Contrary to the district court’s ruling, the state court considered both the intellectual functioning and adaptive behavior prongs of Louisiana’s test for mental retardation. The state court noted that of the two I.Q. tests, one returned a score of 75 and the other returned “a little bit higher I.Q.” The state court then properly considered the evidence of adaptive functioning that Brumfield presented. The state court concluded that Brumfield had not “demonstrated impairment in adaptive skills.” The district court criticized the state court for not analyzing each sub-factor of the adaptive skills prong, but there is no requirement that the state court articulate all of its reasons. Notably, no one testified that Brumfield was mentally retarded. Indeed, the record showed that at least one doctor diagnosed him with attention-deficit disorder and an anti-social personality. There was also testimony that Brumfield was capable of daily life activities such as working and establishing relationships. Based on the evidence in the record, we conclude that the state court did not clearly err in determining that Brumfield did not meet his burden of presenting a prima facie case of mental retardation under Louisiana law. Thus, the state court’s decision does not fall under the exceptions in § 2254(d) and was entitled to AEDPA deference.
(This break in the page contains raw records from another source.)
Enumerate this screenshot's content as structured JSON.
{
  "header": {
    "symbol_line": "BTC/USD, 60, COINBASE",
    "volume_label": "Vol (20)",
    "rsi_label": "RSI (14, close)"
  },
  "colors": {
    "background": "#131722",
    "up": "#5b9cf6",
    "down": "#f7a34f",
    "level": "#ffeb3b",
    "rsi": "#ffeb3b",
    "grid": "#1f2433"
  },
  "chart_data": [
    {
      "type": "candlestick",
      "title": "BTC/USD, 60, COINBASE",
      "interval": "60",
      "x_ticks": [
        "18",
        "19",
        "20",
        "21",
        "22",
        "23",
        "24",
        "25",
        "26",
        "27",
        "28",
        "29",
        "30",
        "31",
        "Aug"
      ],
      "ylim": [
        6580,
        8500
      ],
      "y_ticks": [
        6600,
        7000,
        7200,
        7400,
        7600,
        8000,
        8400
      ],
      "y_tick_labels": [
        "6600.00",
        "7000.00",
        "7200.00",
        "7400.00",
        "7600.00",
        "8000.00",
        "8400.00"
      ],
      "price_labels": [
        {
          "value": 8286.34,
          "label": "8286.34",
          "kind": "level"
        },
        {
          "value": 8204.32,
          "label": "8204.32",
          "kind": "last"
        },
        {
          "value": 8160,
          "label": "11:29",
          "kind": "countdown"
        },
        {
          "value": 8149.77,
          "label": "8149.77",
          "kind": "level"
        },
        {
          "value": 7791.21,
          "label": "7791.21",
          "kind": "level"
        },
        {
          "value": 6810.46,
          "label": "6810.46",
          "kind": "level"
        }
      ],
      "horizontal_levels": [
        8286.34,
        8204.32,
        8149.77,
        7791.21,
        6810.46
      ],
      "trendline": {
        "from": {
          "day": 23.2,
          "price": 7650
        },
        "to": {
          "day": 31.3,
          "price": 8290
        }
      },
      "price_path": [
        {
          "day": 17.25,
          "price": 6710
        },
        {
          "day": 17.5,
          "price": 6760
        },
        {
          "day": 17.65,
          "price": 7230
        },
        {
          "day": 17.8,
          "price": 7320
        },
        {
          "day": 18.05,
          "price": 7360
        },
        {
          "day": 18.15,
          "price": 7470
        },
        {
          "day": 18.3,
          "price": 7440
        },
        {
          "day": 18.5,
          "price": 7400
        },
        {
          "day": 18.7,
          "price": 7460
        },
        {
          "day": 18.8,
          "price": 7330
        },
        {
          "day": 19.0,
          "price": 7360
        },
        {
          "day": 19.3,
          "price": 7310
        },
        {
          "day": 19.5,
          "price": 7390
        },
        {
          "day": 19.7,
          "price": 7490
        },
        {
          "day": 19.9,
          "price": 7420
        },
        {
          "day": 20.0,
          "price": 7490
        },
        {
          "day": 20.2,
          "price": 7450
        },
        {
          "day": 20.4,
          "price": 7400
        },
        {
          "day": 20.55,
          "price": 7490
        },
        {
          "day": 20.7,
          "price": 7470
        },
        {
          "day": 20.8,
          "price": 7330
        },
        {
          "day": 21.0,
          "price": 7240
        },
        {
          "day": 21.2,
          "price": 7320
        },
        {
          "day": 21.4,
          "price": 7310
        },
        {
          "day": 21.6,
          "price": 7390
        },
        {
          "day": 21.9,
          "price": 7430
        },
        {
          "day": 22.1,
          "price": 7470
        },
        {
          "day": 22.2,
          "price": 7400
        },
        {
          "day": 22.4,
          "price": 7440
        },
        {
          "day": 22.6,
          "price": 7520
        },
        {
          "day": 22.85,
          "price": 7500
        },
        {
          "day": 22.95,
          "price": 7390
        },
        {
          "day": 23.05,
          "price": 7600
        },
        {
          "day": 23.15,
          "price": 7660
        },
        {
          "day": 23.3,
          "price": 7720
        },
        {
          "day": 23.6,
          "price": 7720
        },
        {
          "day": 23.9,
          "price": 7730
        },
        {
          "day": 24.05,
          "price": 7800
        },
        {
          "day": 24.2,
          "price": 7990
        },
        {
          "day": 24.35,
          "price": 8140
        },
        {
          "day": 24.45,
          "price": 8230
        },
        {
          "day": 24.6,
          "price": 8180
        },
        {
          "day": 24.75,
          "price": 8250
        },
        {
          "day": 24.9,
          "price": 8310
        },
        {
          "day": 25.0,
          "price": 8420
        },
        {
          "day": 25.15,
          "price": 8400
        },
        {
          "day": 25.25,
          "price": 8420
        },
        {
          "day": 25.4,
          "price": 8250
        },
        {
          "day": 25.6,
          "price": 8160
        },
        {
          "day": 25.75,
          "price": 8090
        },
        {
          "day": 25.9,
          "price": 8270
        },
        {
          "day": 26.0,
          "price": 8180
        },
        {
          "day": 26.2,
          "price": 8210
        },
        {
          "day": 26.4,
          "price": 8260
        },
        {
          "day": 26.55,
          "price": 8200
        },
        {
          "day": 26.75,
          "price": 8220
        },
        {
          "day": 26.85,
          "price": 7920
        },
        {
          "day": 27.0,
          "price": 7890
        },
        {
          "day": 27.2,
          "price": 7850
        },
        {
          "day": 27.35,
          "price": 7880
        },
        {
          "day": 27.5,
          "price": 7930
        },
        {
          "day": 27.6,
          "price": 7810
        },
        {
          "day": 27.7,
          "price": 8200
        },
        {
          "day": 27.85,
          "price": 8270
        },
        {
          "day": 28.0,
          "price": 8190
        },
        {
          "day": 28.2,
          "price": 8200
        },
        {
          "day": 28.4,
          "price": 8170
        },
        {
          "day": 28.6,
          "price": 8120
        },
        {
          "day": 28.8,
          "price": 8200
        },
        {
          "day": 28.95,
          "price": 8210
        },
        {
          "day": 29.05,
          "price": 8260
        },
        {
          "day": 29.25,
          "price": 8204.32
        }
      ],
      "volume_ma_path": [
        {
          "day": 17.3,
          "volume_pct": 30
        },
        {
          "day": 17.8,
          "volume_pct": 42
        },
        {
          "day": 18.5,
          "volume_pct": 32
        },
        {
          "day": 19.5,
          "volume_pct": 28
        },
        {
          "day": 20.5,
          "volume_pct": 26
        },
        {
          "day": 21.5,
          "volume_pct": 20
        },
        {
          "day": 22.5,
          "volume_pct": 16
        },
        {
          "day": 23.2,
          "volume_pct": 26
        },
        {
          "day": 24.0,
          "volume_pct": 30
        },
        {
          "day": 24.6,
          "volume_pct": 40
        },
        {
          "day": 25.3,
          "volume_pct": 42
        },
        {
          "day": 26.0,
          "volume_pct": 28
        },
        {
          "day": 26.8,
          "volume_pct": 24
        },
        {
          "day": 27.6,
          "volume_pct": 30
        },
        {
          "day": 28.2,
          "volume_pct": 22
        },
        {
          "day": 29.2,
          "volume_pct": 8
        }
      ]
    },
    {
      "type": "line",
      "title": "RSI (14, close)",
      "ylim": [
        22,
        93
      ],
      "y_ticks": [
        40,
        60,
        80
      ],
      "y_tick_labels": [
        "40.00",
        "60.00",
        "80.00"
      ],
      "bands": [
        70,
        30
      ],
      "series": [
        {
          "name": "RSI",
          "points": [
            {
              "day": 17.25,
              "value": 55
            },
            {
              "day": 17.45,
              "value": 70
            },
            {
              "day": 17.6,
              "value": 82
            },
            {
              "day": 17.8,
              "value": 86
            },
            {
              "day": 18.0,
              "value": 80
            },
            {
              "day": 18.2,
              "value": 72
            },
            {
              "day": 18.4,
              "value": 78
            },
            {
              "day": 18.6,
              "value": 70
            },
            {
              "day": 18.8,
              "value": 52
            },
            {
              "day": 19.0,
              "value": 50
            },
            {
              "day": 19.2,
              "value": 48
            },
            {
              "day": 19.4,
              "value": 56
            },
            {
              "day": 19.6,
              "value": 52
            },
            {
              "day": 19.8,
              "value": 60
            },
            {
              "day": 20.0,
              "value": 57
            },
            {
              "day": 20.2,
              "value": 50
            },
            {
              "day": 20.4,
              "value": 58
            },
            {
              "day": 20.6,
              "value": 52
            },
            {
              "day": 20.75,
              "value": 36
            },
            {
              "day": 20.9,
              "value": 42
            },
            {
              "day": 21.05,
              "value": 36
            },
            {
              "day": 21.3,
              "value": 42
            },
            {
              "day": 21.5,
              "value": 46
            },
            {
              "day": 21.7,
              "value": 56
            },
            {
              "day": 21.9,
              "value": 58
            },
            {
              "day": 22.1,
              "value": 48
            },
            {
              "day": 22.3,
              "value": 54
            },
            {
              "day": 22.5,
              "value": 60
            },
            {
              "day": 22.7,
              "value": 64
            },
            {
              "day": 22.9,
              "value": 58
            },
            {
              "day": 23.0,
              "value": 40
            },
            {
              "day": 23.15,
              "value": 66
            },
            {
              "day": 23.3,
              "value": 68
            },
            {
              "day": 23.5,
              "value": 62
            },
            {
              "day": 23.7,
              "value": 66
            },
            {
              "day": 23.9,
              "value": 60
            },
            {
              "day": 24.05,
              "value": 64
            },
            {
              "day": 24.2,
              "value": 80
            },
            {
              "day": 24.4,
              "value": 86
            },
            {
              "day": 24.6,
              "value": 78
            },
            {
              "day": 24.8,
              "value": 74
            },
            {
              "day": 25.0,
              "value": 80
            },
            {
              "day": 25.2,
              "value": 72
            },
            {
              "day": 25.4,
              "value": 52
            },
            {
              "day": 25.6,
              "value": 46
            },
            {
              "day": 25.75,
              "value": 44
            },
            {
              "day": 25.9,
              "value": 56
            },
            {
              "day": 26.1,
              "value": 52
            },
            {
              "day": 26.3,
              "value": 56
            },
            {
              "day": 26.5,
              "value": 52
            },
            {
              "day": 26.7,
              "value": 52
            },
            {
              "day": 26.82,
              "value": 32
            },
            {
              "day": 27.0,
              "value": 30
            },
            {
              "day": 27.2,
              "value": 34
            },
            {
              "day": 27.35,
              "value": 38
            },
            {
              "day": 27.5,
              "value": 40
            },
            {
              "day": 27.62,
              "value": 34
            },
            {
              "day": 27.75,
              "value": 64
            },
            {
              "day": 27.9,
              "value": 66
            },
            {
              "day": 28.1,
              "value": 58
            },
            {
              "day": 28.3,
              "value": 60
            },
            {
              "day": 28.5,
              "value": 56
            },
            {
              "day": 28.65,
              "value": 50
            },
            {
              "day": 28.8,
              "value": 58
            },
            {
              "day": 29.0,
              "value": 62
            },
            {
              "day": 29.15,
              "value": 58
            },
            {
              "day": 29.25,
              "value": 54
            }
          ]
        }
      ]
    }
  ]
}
In sum, the district court erred when it failed to give the proper AEDPA deference to the state court’s decision. Because the state court’s judgment was entitled to AEDPA deference, “there was no reason for the district court to conduct an evidentiary hearing.” Blue v. Thaler, 665 F.3d 647, 661 (5th Cir. 2011). Accordingly, it was error for the district court to conduct such a hearing, and we therefore disregard the evidence adduced for the first time before the district court for purposes of our analysis under § 2254(d). See Cullen v. Pinholster, 131 S.Ct. 1388, 1398 (2010) (“[R]eview under § 2254(d)(1) is limited to the record that was before the state court that adjudicated the claim on the merits.”); Blue, 665 F.3d at 655–56 (“Pinholster prohibits a federal court from using evidence that is introduced for the first time at a federal-court evidentiary hearing as the basis for concluding that a state court’s adjudication is not entitled to deference under § 2254(d).”).[8]
III. CONCLUSION
For the foregoing reasons, we REVERSE the district court’s grant of habeas relief in favor of Brumfield.